ユニアだけが言葉をしかと聞き取り、白竜の身体へ目を向けた。
「ッ……ひどい傷……! 血が溢れてるっ」
「むやみに触らぬことだ。どんな呪いがお主を焼くか知れん」
「呪い?……白竜、あなたは…………神に傷付けられたのですか?」
竜が、人の拳ほどもある目をバチリとさせ、目玉を一瞬ぎょろつかせる。
「神」という言葉を聞いたとき、白竜は少しだけその鱗をザワつかせた。
「ど、どうして神が竜を攻撃するの? そんなこと聞いたことも――」
「タタリタ、待った。――――ユニア。治療に必要そうなものは?」
『!!』
ユニアとタタリタが、驚きの表情でクローネを見る。
白竜が一瞬目玉を剥き、やがてその厚い目蓋を僅かに下げた。
「…………愚かな子だ。我の傷を癒そうと言うか」
「では受けるのだな、治療を。ユニア」
「う――うん。包帯をありったけ。それとアロエの軟膏、針と糸を。タタリタは水と清潔な布を。お願いできる?」
「わ――分かったッ! 死ぬほど持ってくるから!」
「了解。
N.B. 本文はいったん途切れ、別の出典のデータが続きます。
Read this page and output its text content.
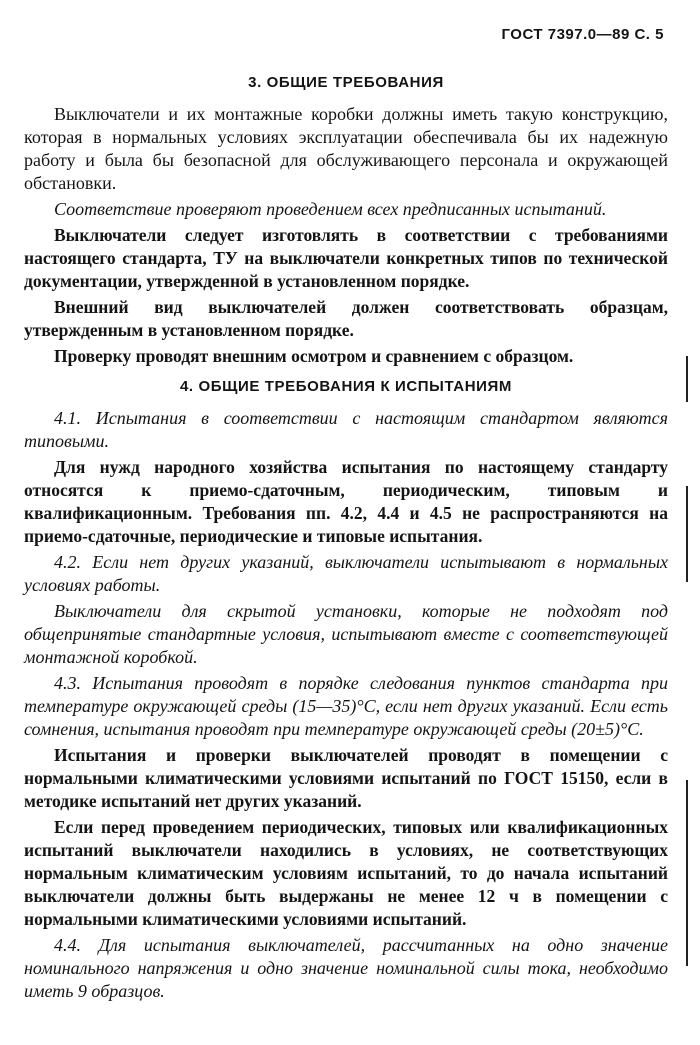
ГОСТ 7397.0—89 С. 5
3. ОБЩИЕ ТРЕБОВАНИЯ

Выключатели и их монтажные коробки должны иметь такую конструкцию, которая в нормальных условиях эксплуатации обеспечивала бы их надежную работу и была бы безопасной для обслуживающего персонала и окружающей обстановки.

Соответствие проверяют проведением всех предписанных испытаний.

Выключатели следует изготовлять в соответствии с требованиями настоящего стандарта, ТУ на выключатели конкретных типов по технической документации, утвержденной в установленном порядке.

Внешний вид выключателей должен соответствовать образцам, утвержденным в установленном порядке.

Проверку проводят внешним осмотром и сравнением с образцом.

4. ОБЩИЕ ТРЕБОВАНИЯ К ИСПЫТАНИЯМ

4.1. Испытания в соответствии с настоящим стандартом являются типовыми.

Для нужд народного хозяйства испытания по настоящему стандарту относятся к приемо-сдаточным, периодическим, типовым и квалификационным. Требования пп. 4.2, 4.4 и 4.5 не распространяются на приемо-сдаточные, периодические и типовые испытания.

4.2. Если нет других указаний, выключатели испытывают в нормальных условиях работы.

Выключатели для скрытой установки, которые не подходят под общепринятые стандартные условия, испытывают вместе с соответствующей монтажной коробкой.

4.3. Испытания проводят в порядке следования пунктов стандарта при температуре окружающей среды (15—35)°С, если нет других указаний. Если есть сомнения, испытания проводят при температуре окружающей среды (20±5)°С.

Испытания и проверки выключателей проводят в помещении с нормальными климатическими условиями испытаний по ГОСТ 15150, если в методике испытаний нет других указаний.

Если перед проведением периодических, типовых или квалификационных испытаний выключатели находились в условиях, не соответствующих нормальным климатическим условиям испытаний, то до начала испытаний выключатели должны быть выдержаны не менее 12 ч в помещении с нормальными климатическими условиями испытаний.

4.4. Для испытания выключателей, рассчитанных на одно значение номинального напряжения и одно значение номинальной силы тока, необходимо иметь 9 образцов.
針と糸は――通りそうないから、竜の鱗でも縫合できそうなものを都合して、持ってくるよ」
「お願い」
クローネ、タタリタが一時去る。
ユニアはしばらく前からもごもごさせていた口から唾液を吐き出し両掌に擦り込むと、躊躇うことなく、未だ泥のような血を流し続ける竜の傷に触れ、傷口を弄り始めた。
「……なんと恐れを知らぬ」
「大丈夫よ。これまでも、神に付けられた傷口から呪いが移ったことなんて、ないから」
「!…………嗚呼、そうか。このような小娘でさえも、駆り出されているのか」
「だから今は黙って。命を繋ぐことに集中して」
「…………」
以降、白竜は何も言わず。
ユニアによる手慣れた治療が功を奏し、体を回復させていく。